I slung the strap of my duffel over my shoulder as my mom opened the garage door, getting ready to drive me to the airport to meet two friends in Philly before flying to Greece the next day. I was sad to leave the quiet comfort of my parents’ house in Austin, and my mom was trying to be lighthearted. “Got your passport?” she teased, certain I did, because if you had to choose three words to describe me, one would very likely be responsible.

I froze. Dropped my bag. “No,” I said with equal certainty.

I didn’t need to look in my bag or backpack, I knew at that moment that I had forgotten my passport at my house in California.

I fruitlessly searched my belongings anyway, hoping I was wrong but knowing I was right.

“Why?” I kept asking myself over and over again. I felt numb. Not shocked or sad, just certain that’s what happened and uncertain what to do next.

After running through any number of scenarios—you don’t need a passport to go to Samoa!
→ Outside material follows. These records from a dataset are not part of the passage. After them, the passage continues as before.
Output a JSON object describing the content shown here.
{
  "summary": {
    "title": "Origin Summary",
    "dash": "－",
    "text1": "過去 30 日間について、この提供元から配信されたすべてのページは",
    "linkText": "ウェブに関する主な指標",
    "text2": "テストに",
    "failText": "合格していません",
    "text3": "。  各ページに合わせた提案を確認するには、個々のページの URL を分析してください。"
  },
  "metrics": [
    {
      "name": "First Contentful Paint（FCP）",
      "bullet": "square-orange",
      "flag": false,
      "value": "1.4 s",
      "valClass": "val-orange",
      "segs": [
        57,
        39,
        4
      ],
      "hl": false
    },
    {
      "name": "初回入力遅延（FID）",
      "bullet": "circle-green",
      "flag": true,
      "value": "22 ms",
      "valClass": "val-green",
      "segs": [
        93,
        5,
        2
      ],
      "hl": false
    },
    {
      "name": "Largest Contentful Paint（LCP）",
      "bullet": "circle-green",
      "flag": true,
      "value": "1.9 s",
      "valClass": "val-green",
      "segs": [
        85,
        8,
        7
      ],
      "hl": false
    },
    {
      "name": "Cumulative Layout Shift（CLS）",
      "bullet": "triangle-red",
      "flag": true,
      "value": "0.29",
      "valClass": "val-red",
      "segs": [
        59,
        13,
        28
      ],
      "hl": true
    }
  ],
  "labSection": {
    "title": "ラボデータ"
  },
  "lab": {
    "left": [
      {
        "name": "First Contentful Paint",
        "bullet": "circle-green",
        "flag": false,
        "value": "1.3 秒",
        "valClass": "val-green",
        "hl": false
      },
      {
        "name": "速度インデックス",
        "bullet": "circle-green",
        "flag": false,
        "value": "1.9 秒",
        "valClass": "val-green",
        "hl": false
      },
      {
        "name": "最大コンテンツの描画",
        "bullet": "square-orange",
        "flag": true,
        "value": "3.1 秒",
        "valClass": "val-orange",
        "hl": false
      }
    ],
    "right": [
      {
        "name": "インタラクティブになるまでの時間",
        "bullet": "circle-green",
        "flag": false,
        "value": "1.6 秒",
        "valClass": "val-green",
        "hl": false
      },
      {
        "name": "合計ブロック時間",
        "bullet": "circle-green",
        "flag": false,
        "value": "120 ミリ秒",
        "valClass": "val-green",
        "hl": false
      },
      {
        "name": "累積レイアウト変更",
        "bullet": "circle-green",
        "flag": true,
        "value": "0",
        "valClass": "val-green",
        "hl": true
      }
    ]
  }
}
Fedex can actually get a passport from California at 7pm on a Sunday night to Philadelphia by noon, for $400— my friends and I decided the best, easiest, cheapest thing to do would be go to Hawaii.
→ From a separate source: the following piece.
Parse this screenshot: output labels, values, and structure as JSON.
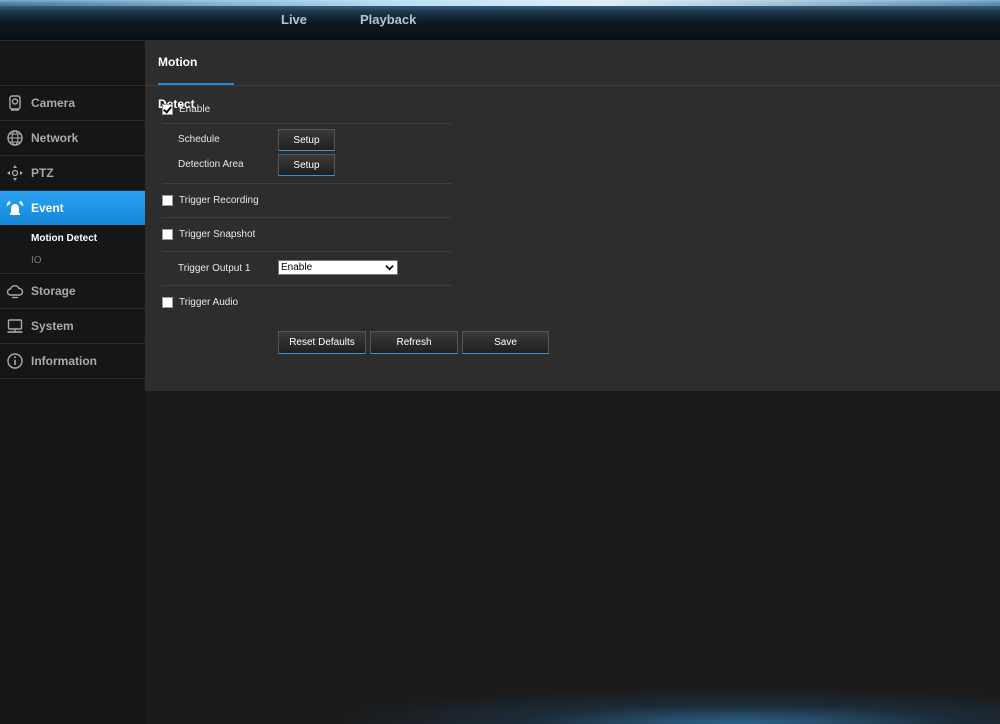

My parents kept telling me I was handling it well. But what else was there to do? I can’t go back and pack the passport, I can only move forward with a decision. The opportunity to fly anywhere on the standby passes my friend provided was just that: an opportunity. I didn’t miss a $2,000 flight to Greece, and we could change our destination without any fees. It was the best case scenario for the worst case scenario.

When I got home, I was relating the story to a coworker. She said, “the sun always shines on you.”

I grinned, because it does, but also said: “It does, but it’s also a matter of perspective. I was very lucky it happened the way it did, on that trip, in that way, with understanding friends. It was a real bummer not to go to Greece, but it doesn’t mean Hawaii wasn’t awesome.”

My friends waiting at baggage claim in Maui ran to hug me. They teased me an appropriately affectionate amount about how we ended up there, but it ultimately didn’t matter. We were on an adventure together, and they didn’t care if it was Greece or Maui or Timbuktu.

I still don’t know ‘why’ I forgot my passport. I might never know. I didn’t make a life-changing decision in Hawaii because I was in Hawaii, I didn’t save our lives because the plane we would have been on crashed on the way to Athens, I didn’t even find a new favorite vacation spot.

I did learn to surf, make new friends, and try new things—including a teeny San Lorenzo almost-thong bikini bottom. I already knew it, but I did reaffirm that the friends I traveled with are the life-long kind that love you no matter what. And I did have a great time on vacation. And isn’t that the point?

It’s not Greece … but it wasn’t meant to be.